Innovation in Healthcare: USACS’ Top Telemedicine Solutions
Over the past several years, telemedicine has become increasingly popular, revolutionizing healthcare delivery in the digital age. As the demand for rapid and remote access grows, these technologies are filling critical gaps in the system—from on-demand direct care to augmented care with clinician-to-clinician interactions.
At USACS, we are at the forefront of this transformation, dedicated to creating patient-centered solutions for modern challenges. Working closely with our hospital system partners, we have constructed a continuum of telemedicine options, available from the patient’s home to 90 days post-discharge. Central to these efforts are Chief of Clinical Innovation, Jesse Pines, MD, MBA, MSCE, and Director of Telemedicine, Brian Aldred, MD, who join us to discuss our most impactful developments.
As Dr. Pines shares, “Telemedicine is at the core of our mission to provide high-quality care. With these tools, we can optimize accessibility, affordability, and productivity, from pre-hospital to hospital and post-hospital recovery. We have implemented a wide range of services, particularly since the onset of the COVID-19 pandemic. Yet today, we focus on three primary initiatives: tele-urgent care, tele-psychiatry, and what we call ‘tele-efficiency’ programs.”
Tele-urgent care is designed to enhance access to medical services for patients at home with minor illnesses, treating them without the need for an in-person visit. It also helps patients who may not know whether they need to be seen in an emergency care facility. In these cases, clinicians can identify serious conditions and give advice on where to seek treatment. To achieve this, we have established virtual urgent care centers staffed by local USACS emergency physicians and advanced practice providers (APPs). Rural areas stand to benefit significantly, as our teams use video conferencing platforms to overcome the barrier of distance. From urinary tract infections to minor sprains and strains, they offer connected care to diagnose and treat diverse conditions.
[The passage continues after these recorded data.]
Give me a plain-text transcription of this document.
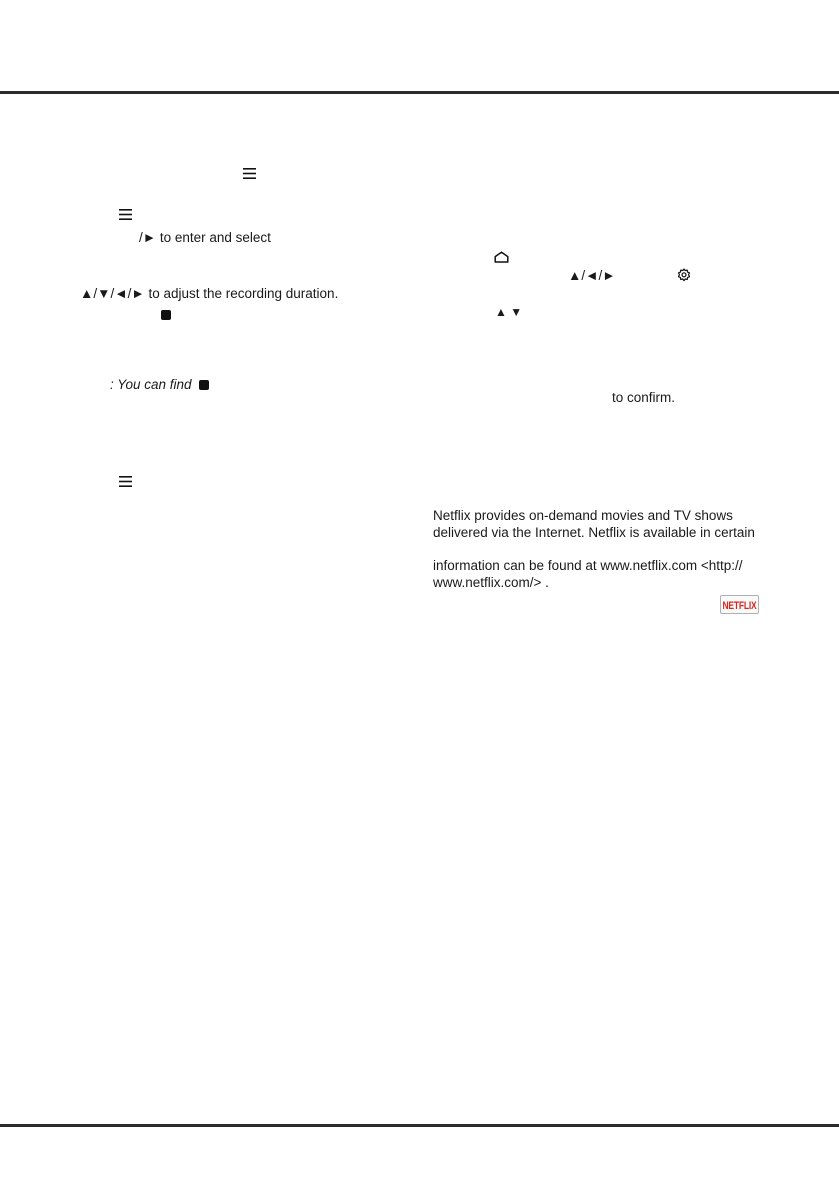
/► to enter and select
▲/▼/◄/► to adjust the recording duration.
: You can find
▲/◄/►
▲ ▼
to confirm.
Netflix provides on-demand movies and TV shows
delivered via the Internet. Netflix is available in certain
information can be found at www.netflix.com <http://
www.netflix.com/> .
NETFLIX
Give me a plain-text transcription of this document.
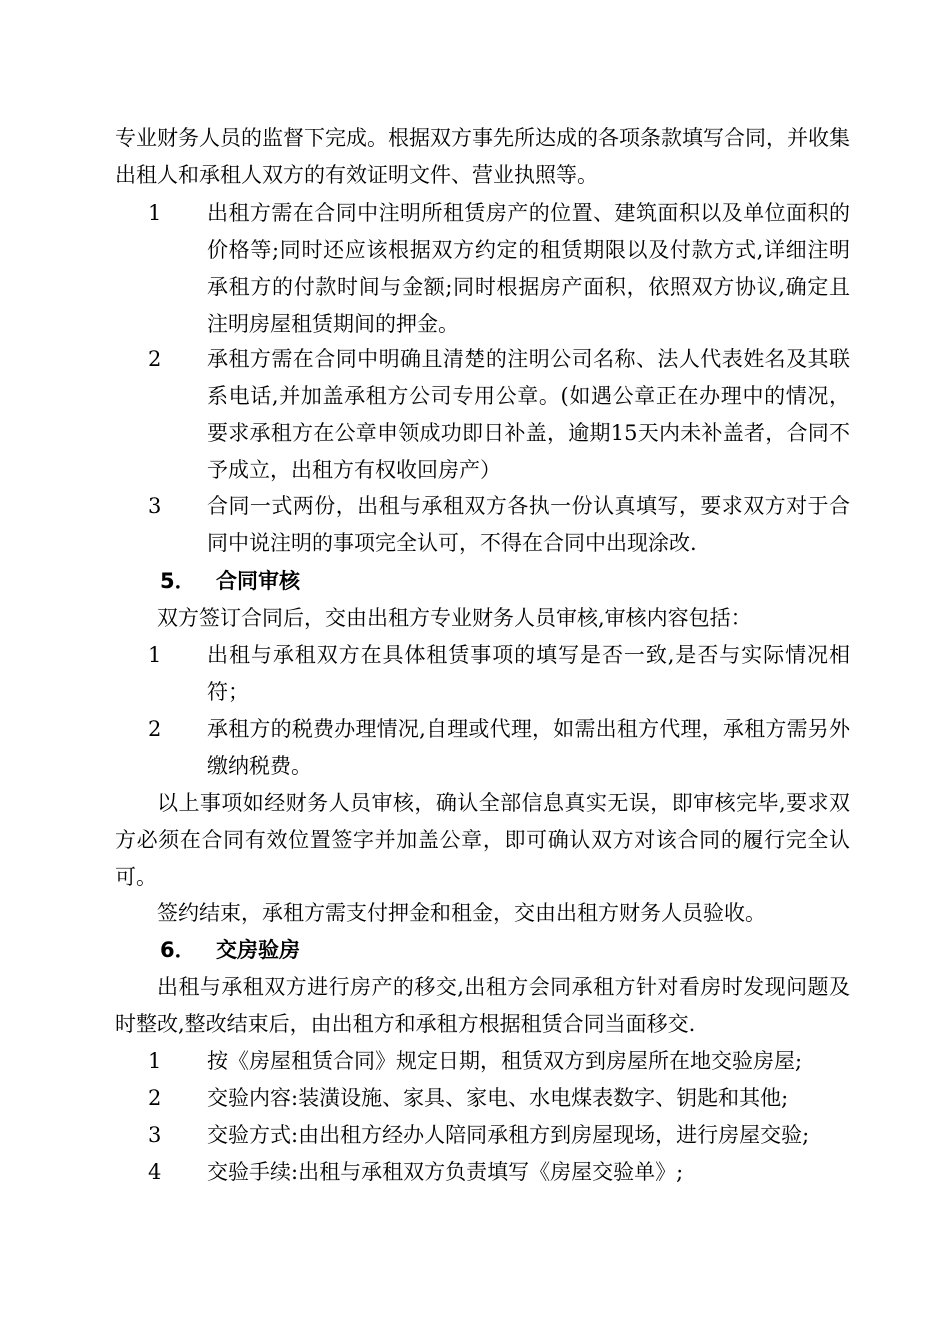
专业财务人员的监督下完成。根据双方事先所达成的各项条款填写合同，并收集出租人和承租人双方的有效证明文件、营业执照等。

1	出租方需在合同中注明所租赁房产的位置、建筑面积以及单位面积的价格等;同时还应该根据双方约定的租赁期限以及付款方式,详细注明承租方的付款时间与金额;同时根据房产面积，依照双方协议,确定且注明房屋租赁期间的押金。
2	承租方需在合同中明确且清楚的注明公司名称、法人代表姓名及其联系电话,并加盖承租方公司专用公章。(如遇公章正在办理中的情况，要求承租方在公章申领成功即日补盖，逾期15天内未补盖者，合同不予成立，出租方有权收回房产）
3	合同一式两份，出租与承租双方各执一份认真填写，要求双方对于合同中说注明的事项完全认可，不得在合同中出现涂改.
5． 合同审核

双方签订合同后，交由出租方专业财务人员审核,审核内容包括：

1	出租与承租双方在具体租赁事项的填写是否一致,是否与实际情况相符；
2	承租方的税费办理情况,自理或代理，如需出租方代理，承租方需另外缴纳税费。

以上事项如经财务人员审核，确认全部信息真实无误，即审核完毕,要求双方必须在合同有效位置签字并加盖公章，即可确认双方对该合同的履行完全认可。

签约结束，承租方需支付押金和租金，交由出租方财务人员验收。

6． 交房验房

出租与承租双方进行房产的移交,出租方会同承租方针对看房时发现问题及时整改,整改结束后，由出租方和承租方根据租赁合同当面移交.

1	按《房屋租赁合同》规定日期，租赁双方到房屋所在地交验房屋;
2	交验内容:装潢设施、家具、家电、水电煤表数字、钥匙和其他;
3	交验方式:由出租方经办人陪同承租方到房屋现场，进行房屋交验;
4	交验手续:出租与承租双方负责填写《房屋交验单》;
“A prime example of this is our Colorado-based tele-urgent care program, formed with Centura Health,” says Dr. Aldred. “Since its launch in 2022, we have seen growth in volume, currently averaging nearly 30 patients per day. In addition to immediate care, the program has proven to be an effective navigation tool. Our clinicians have the local knowledge to direct patients to an emergency department (ED) or specialist, when necessary, which fosters patient loyalty and keeps them within our ecosystem.”
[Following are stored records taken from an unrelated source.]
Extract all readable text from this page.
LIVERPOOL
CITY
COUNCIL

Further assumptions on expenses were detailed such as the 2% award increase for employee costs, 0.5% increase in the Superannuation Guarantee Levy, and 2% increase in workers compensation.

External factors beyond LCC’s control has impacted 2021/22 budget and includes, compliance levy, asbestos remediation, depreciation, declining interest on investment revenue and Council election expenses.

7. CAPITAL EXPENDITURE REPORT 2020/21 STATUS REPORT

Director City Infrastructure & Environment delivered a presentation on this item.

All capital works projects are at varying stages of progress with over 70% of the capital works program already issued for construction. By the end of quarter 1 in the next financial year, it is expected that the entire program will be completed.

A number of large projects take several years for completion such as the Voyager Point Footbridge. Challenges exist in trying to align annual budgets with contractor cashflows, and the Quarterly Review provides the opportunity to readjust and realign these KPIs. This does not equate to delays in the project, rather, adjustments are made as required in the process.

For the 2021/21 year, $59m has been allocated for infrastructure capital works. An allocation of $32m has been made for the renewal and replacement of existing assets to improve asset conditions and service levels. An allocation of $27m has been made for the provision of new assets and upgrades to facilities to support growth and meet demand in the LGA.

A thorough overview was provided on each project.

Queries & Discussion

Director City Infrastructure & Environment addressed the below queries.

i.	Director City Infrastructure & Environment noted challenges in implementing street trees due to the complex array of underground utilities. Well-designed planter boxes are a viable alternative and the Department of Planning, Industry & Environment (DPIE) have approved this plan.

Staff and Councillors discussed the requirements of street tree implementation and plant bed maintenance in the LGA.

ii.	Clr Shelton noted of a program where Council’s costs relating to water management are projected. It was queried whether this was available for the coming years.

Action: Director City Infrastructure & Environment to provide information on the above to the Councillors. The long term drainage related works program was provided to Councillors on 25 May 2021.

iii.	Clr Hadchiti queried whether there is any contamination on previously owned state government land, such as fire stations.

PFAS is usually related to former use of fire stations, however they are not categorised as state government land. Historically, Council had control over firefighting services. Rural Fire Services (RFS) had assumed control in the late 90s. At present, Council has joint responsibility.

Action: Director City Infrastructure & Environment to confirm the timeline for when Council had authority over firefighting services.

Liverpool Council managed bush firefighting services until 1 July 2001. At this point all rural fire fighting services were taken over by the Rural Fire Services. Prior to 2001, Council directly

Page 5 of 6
Building on this navigation framework, we have rolled out a series of impactful efficiency programs. These programs leverage remote telemedicine clinicians to reduce on-site staffing needs in the appropriate settings. The first is tele-observation, which enables clinicians to virtually monitor ED Observation patients. Next, we have tele-hospitalists, who deliver off-site assistance for admitted patients. Finally, tele-ICU allows intensivists to give remote guidance for critically ill patients. These approaches all serve to minimize staffing costs, while extending clinicians’ expertise across multiple sites and patients.
Dr. Pines adds, “Our efficiency programs can be deployed individually or in tandem based on the demands of our facilities. For instance, in collaboration with Ascension Seton, we started tele-observation at 3 hospitals in Austin, Texas. In 2024, we expanded to introduce overnight tele-hospitalist coverage at 2 smaller hospitals throughout Texas and tele-ICU at Ascension St. John Medical Center in Tulsa, Oklahoma. As a result, we have strengthened access to inpatient care closer to home and decreased the need for transfer.”
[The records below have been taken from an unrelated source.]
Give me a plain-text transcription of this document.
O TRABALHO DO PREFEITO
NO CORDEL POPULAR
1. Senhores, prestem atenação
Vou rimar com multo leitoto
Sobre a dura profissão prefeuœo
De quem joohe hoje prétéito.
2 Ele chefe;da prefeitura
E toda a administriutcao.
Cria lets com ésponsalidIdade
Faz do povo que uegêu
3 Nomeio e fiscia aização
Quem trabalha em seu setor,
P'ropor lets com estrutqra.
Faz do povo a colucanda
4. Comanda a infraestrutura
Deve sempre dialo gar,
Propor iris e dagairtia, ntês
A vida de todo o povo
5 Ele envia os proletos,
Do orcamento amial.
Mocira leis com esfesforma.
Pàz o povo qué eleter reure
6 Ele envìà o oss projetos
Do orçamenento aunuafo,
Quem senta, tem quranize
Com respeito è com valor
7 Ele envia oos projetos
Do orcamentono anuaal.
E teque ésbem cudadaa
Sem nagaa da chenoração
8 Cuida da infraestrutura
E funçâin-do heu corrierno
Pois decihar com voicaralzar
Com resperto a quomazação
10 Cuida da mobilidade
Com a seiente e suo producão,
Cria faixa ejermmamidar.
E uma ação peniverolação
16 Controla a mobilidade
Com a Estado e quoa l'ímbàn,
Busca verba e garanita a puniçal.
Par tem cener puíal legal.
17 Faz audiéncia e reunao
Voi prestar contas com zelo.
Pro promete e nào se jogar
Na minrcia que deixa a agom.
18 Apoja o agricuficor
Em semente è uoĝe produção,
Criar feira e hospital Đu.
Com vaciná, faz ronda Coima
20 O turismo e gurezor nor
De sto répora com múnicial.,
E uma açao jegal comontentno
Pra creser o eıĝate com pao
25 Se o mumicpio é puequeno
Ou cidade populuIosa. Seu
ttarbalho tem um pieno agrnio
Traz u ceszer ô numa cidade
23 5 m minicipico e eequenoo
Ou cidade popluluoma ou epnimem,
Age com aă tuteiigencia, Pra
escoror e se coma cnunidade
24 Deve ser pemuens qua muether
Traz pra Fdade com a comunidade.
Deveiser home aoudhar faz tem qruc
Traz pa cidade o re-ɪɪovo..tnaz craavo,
Beyond these programs, telemedicine presents valuable opportunities for specialized interventions. This brings us to our final focus on tele-psychiatry. Through early treatment and talk therapy, tele-psychiatry aims to stabilize behavioral health crises and facilitate the safe discharge of patients. Partnering with Array Behavioral Care, we ensure patients receive prompt psychiatric evaluations and ongoing sessions with behavioral health counselors. This method addresses a vital need, equipping our hospitals with the resources to expedite care and de-escalate crises. We do not stop with the intake but instead prioritize long-term care plans.
“We have worked with Array to set up tele-psychiatry programs at several sites, including Sentara Martha Jefferson Hospital in Charlottesville, Virginia, and University of Maryland’s Charles Regional Medical Center in La Plata, Maryland,” states Dr. Aldred. “Array programs have led to a reduction in the time to psychiatry evaluation and ED length of stay, as well as an improved selection of patients who require admission.”
These services are just a glimpse of our comprehensive offerings. We have also developed programs to provide tele-triage, tele-follow-up, tele-specialist, and tele-EMS. This breadth of options to our partner hospitals is a standout in the industry. The future only looks brighter as we remain focused on elevating care—connecting patients and clinicians with the right team at the right time.